The Dome project therefore looked and found ways to boost efficiency in three target fields: green computing that addresses technologies to radically reduce the power needed to do computationally intensive work on extremely large amounts of data, Nano-photonics that addresses technologies needed to drastically reduce the power of data transport over longer distances and inside computing machines, and Data & Streaming that addresses technologies to process data on-the-fly and store data at a high efficiency for later use.

With well over one hundred publications, several tens of SKA design reports produced, tens of architectures proposed in the compute and photonics domains, modelling tooling developed for computing architectures and for storage, hardware demonstrators created for microservers, data transport and for photonic beamforming, and supporting an active Users Platform with thirty members, the Dome project can truly be considered a success.

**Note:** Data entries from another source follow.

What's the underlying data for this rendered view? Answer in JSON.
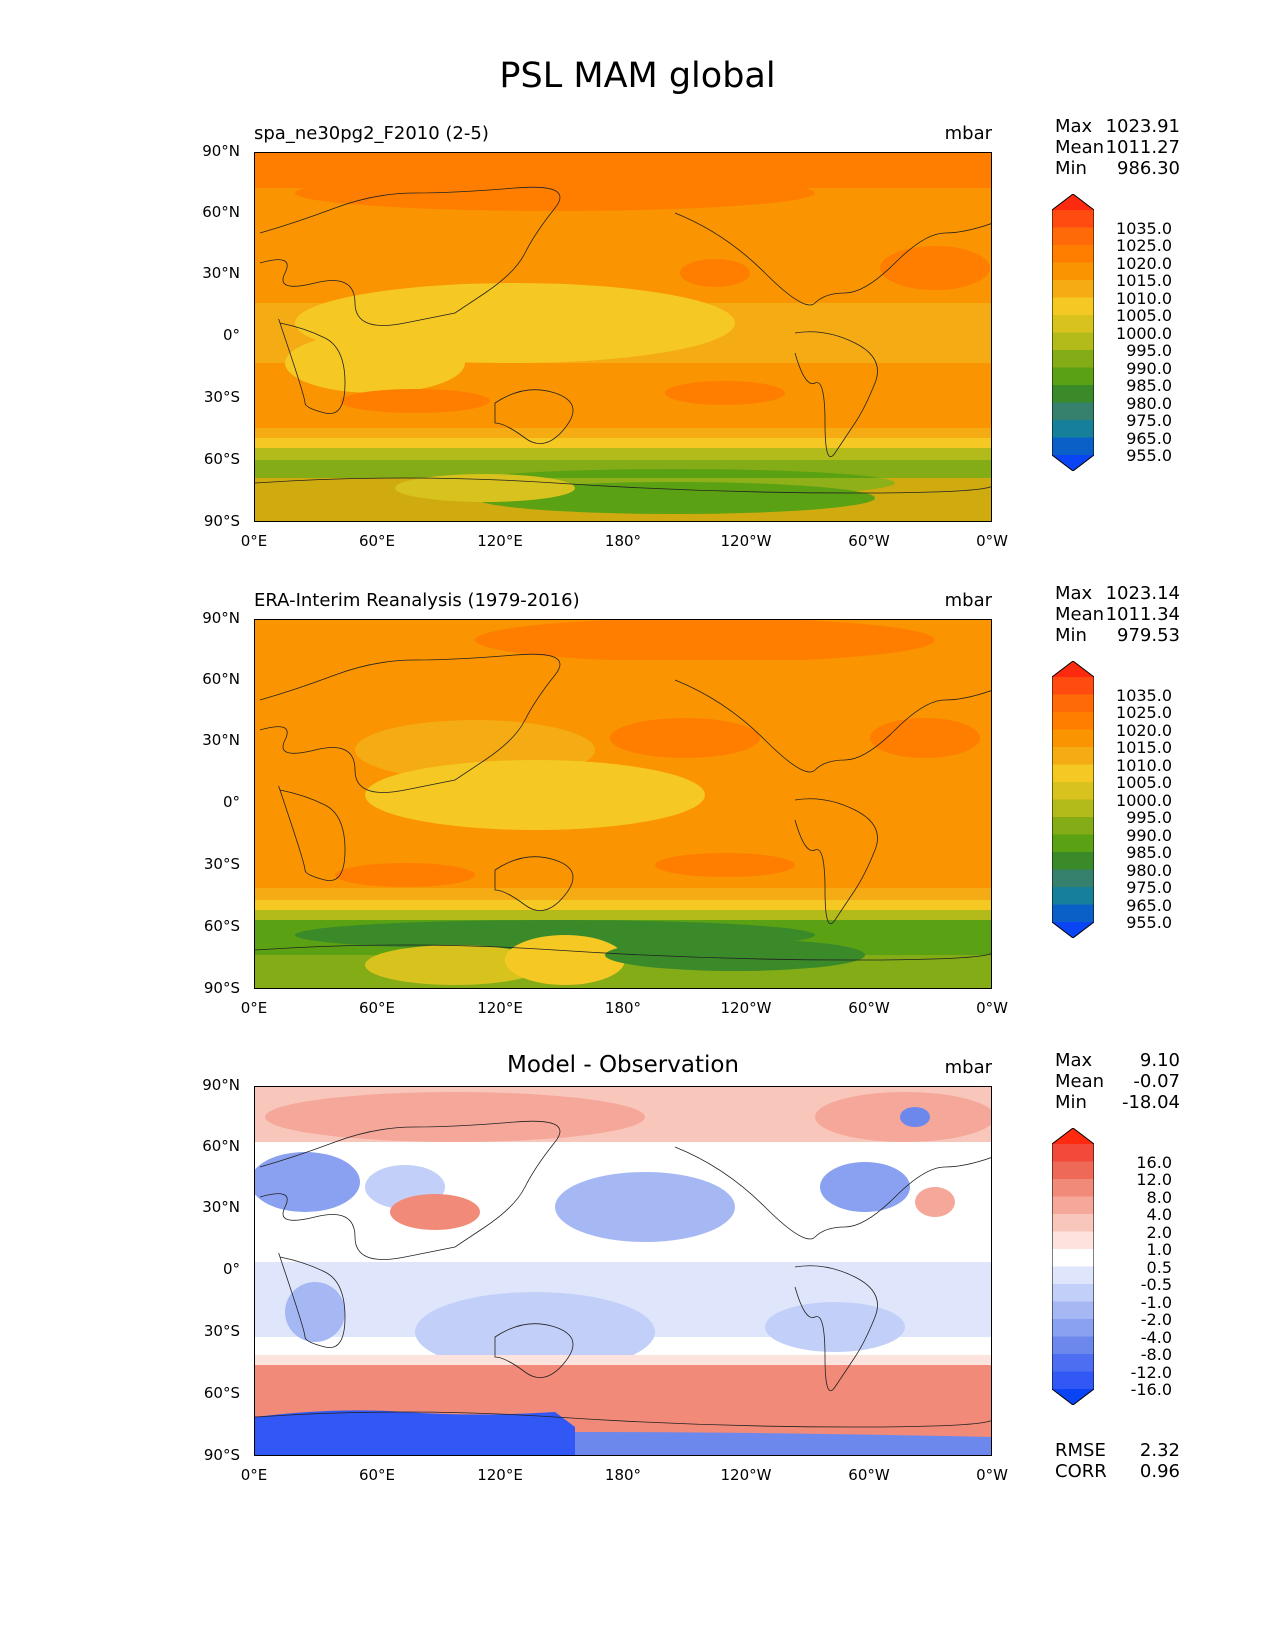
{
  "figure": {
    "title": "PSL MAM global"
  },
  "axes": {
    "lat_labels": [
      "90°N",
      "60°N",
      "30°N",
      "0°",
      "30°S",
      "60°S",
      "90°S"
    ],
    "lon_labels": [
      "0°E",
      "60°E",
      "120°E",
      "180°",
      "120°W",
      "60°W",
      "0°W"
    ]
  },
  "panels": [
    {
      "title": "spa_ne30pg2_F2010 (2-5)",
      "units": "mbar",
      "stats": {
        "max_label": "Max",
        "max": "1023.91",
        "mean_label": "Mean",
        "mean": "1011.27",
        "min_label": "Min",
        "min": "986.30"
      },
      "colorbar": {
        "levels": [
          "1035.0",
          "1025.0",
          "1020.0",
          "1015.0",
          "1010.0",
          "1005.0",
          "1000.0",
          "995.0",
          "990.0",
          "985.0",
          "980.0",
          "975.0",
          "965.0",
          "955.0"
        ],
        "colors": [
          "#fe2a10",
          "#ff4a10",
          "#ff6a08",
          "#ff7e00",
          "#fa9400",
          "#f5ab13",
          "#f5c823",
          "#d8c21d",
          "#b3bb1a",
          "#83ac17",
          "#5aa114",
          "#3a8a2a",
          "#36806e",
          "#167f9a",
          "#0b60c8",
          "#0a45f5"
        ]
      }
    },
    {
      "title": "ERA-Interim Reanalysis (1979-2016)",
      "units": "mbar",
      "stats": {
        "max_label": "Max",
        "max": "1023.14",
        "mean_label": "Mean",
        "mean": "1011.34",
        "min_label": "Min",
        "min": "979.53"
      },
      "colorbar": {
        "levels": [
          "1035.0",
          "1025.0",
          "1020.0",
          "1015.0",
          "1010.0",
          "1005.0",
          "1000.0",
          "995.0",
          "990.0",
          "985.0",
          "980.0",
          "975.0",
          "965.0",
          "955.0"
        ],
        "colors": [
          "#fe2a10",
          "#ff4a10",
          "#ff6a08",
          "#ff7e00",
          "#fa9400",
          "#f5ab13",
          "#f5c823",
          "#d8c21d",
          "#b3bb1a",
          "#83ac17",
          "#5aa114",
          "#3a8a2a",
          "#36806e",
          "#167f9a",
          "#0b60c8",
          "#0a45f5"
        ]
      }
    },
    {
      "title": "Model - Observation",
      "units": "mbar",
      "stats": {
        "max_label": "Max",
        "max": "9.10",
        "mean_label": "Mean",
        "mean": "-0.07",
        "min_label": "Min",
        "min": "-18.04"
      },
      "extra_stats": {
        "rmse_label": "RMSE",
        "rmse": "2.32",
        "corr_label": "CORR",
        "corr": "0.96"
      },
      "colorbar": {
        "levels": [
          "16.0",
          "12.0",
          "8.0",
          "4.0",
          "2.0",
          "1.0",
          "0.5",
          "-0.5",
          "-1.0",
          "-2.0",
          "-4.0",
          "-8.0",
          "-12.0",
          "-16.0"
        ],
        "colors": [
          "#ff2a10",
          "#f14a3a",
          "#ef6a56",
          "#f18a78",
          "#f5a89a",
          "#f9c6bc",
          "#fde3de",
          "#ffffff",
          "#dfe6fb",
          "#c2cff8",
          "#a6b8f4",
          "#8aa0f0",
          "#6c88ec",
          "#4d6ef0",
          "#3158f5",
          "#0a45f5"
        ]
      }
    }
  ]
}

Scientific highlights of Dome were presented by giving an overview of the designs and of the data and computing challenges posed by the SKA, and subsequently zooming in into specific areas where Dome contributed and where Dome proposed designs that significantly improve efficiency.For example, a holistic design approach for computing architectures was presented, allowing extremely fast design space exploration. Similarly, a tiered-storage design approach with tape, disk and solid state memory was presented that automatically gives an optimal design in terms of access times and data volumes for a given cost. Various accelerator designs were presented that can run algorithms very efficiently. On the algorithm side of things, an overview was presented of the entire SKA signal processing chain, with novel efficient approaches in beamforming, calibration and imaging. The scientific Dome presentations concluded with a session on science data centres: a view from both the astronomer-user perspective, and from a technological perspective.

Secretary General Maarten Camps of the Ministry of Economic affairs noticed similarities between our approach to tackle the exascale challenge and the Ministries’ approach to tackle societal challenges. Both are based on a three-stages approach: define a goal at the horizon, define the steps (innovation) to get there, and find partners and join forces. Indeed, our “dot” at the horizon is the SKA and its regional science data centres as explained by Carole Jackson. The innovation is achieved by initiatives such as Dome, and through its collaborations.The impact of Dome on the SKA and society was explained by Gert Kruithof. For the SKA, Dome results were made available for phase one, including efficient calibration and imaging algorithms (for example accelerated gridding) and photonic links. Some results target more towards the second phase of the SKA.

Now, after five years of hard work, the Dome project comes to an end in October of this year. Dome has brought us much closer to our dot on the horizon. We’re not there yet, but the symposium clearly showed next steps how to get there.